Looking at the four hour chart, the price of gold is touching1915After support, there is currently a steady rebound trend, and the suppression level currently faced above is1928-1930section.4Entering the small box range during the hour, the horizontal time is slightly longer. At the beginning of the week, we still need to wait for the breakthrough of the range to determine the short-term bullish and bearish continuation space. The Bollinger Road is still tightly closed. Considering that the news is concentrated on Wednesday and Thursday, the two trading days at the beginning of the week may still be in a sawing and oscillating within the range. In terms of short-term operation, let's first look at the range oscillation.

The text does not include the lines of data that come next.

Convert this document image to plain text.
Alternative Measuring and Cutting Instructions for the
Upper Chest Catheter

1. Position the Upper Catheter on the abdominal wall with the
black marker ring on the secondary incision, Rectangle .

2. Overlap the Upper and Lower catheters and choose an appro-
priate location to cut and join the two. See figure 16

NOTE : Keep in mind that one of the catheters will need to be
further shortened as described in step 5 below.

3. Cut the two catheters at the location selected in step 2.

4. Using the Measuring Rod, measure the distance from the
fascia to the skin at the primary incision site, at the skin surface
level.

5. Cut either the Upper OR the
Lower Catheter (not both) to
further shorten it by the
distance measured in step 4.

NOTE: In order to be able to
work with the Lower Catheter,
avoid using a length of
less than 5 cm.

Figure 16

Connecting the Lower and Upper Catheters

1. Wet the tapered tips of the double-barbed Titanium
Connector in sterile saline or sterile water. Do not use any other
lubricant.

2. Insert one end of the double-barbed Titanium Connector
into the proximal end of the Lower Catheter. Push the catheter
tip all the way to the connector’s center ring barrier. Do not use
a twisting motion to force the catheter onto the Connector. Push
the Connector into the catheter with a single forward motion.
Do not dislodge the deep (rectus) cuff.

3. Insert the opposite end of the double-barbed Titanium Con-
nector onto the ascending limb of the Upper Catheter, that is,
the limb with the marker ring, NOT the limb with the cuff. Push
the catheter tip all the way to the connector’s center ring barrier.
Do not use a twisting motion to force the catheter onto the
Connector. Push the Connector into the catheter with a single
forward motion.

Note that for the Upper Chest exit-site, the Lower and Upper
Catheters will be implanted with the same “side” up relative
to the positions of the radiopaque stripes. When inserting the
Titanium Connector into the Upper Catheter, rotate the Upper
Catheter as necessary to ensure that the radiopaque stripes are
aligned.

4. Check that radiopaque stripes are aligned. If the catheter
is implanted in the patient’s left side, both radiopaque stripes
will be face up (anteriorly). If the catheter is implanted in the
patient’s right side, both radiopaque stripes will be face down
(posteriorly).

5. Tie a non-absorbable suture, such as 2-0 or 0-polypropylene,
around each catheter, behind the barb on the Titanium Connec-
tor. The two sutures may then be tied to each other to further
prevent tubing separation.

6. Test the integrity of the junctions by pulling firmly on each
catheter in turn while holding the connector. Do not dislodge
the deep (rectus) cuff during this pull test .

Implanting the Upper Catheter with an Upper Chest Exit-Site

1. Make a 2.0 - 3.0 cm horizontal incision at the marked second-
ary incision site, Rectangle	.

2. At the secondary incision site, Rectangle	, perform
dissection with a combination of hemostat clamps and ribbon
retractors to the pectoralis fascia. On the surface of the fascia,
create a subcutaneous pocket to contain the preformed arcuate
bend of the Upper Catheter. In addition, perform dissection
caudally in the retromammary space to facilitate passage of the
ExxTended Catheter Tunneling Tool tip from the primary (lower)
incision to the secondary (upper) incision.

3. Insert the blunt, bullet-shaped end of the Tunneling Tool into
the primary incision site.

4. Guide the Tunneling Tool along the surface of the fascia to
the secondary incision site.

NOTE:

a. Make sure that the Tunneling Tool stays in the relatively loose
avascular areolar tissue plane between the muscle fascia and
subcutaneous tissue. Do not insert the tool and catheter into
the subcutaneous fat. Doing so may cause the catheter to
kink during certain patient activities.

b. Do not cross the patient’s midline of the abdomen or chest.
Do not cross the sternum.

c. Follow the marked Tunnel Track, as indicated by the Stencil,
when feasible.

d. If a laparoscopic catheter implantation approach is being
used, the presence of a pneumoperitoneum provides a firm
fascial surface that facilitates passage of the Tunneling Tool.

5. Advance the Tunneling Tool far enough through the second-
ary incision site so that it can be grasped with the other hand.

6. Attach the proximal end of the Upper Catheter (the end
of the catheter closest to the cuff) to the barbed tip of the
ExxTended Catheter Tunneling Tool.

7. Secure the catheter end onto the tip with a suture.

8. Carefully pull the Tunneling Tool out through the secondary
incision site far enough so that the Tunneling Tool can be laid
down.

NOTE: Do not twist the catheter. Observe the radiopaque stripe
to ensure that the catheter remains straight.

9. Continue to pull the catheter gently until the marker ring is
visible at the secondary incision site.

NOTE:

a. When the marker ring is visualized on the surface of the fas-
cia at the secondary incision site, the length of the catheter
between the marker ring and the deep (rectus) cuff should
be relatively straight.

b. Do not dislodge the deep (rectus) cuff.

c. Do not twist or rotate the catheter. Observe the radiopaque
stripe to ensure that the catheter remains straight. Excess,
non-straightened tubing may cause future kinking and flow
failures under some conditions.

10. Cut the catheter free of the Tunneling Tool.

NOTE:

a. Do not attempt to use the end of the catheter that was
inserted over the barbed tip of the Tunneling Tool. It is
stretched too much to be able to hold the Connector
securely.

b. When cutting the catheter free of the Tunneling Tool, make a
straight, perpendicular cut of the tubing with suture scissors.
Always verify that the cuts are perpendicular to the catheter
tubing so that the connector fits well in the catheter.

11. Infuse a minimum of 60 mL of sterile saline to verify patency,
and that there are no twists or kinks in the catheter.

Currently under temporary pressure1930One area. However, the slowdown in the upward trend of the US dollar has made it difficult for gold to move out of space in the short term1In the hourly chart,BOLLThe line shows that the market is in a horizontal operation state. However, there have been some temporary signs of a stop in the decline during the short cycle,1915It is the first level of support in the short term. If this level breaks through, it may lead to further decline and may be tested1900From a comprehensive perspective, today's gold short-term operation strategy is guided by the guidance of gold analysts. The main focus is on rebounding and short selling, supplemented by a pullback and long selling. The short-term focus should be on the upper part1928-1930Frontline resistance, short-term focus below1900-1904Frontline support, friends must keep up with the rhythm
9.12Reference for Golden Operation Strategy:
Empty order strategy:
Strategy 1: Gold rebounds1928-1930Short (buy down) 2/10 positions in batches nearby, stop loss6Points, target1915-1910Nearby, break down and take a look1905frontline; (Suggested for reference only, investment carries risks, and caution is required when entering the market!)
Multiple order strategy:
Strategy 2: Gold Callback1903-1905Nearby batch long (buy up) 2/10 positions, stop loss6Points, target1910-1915Nearby, break down and take a look1920frontline; (Suggested for reference only, investment carries risks, and caution is required when entering the market!)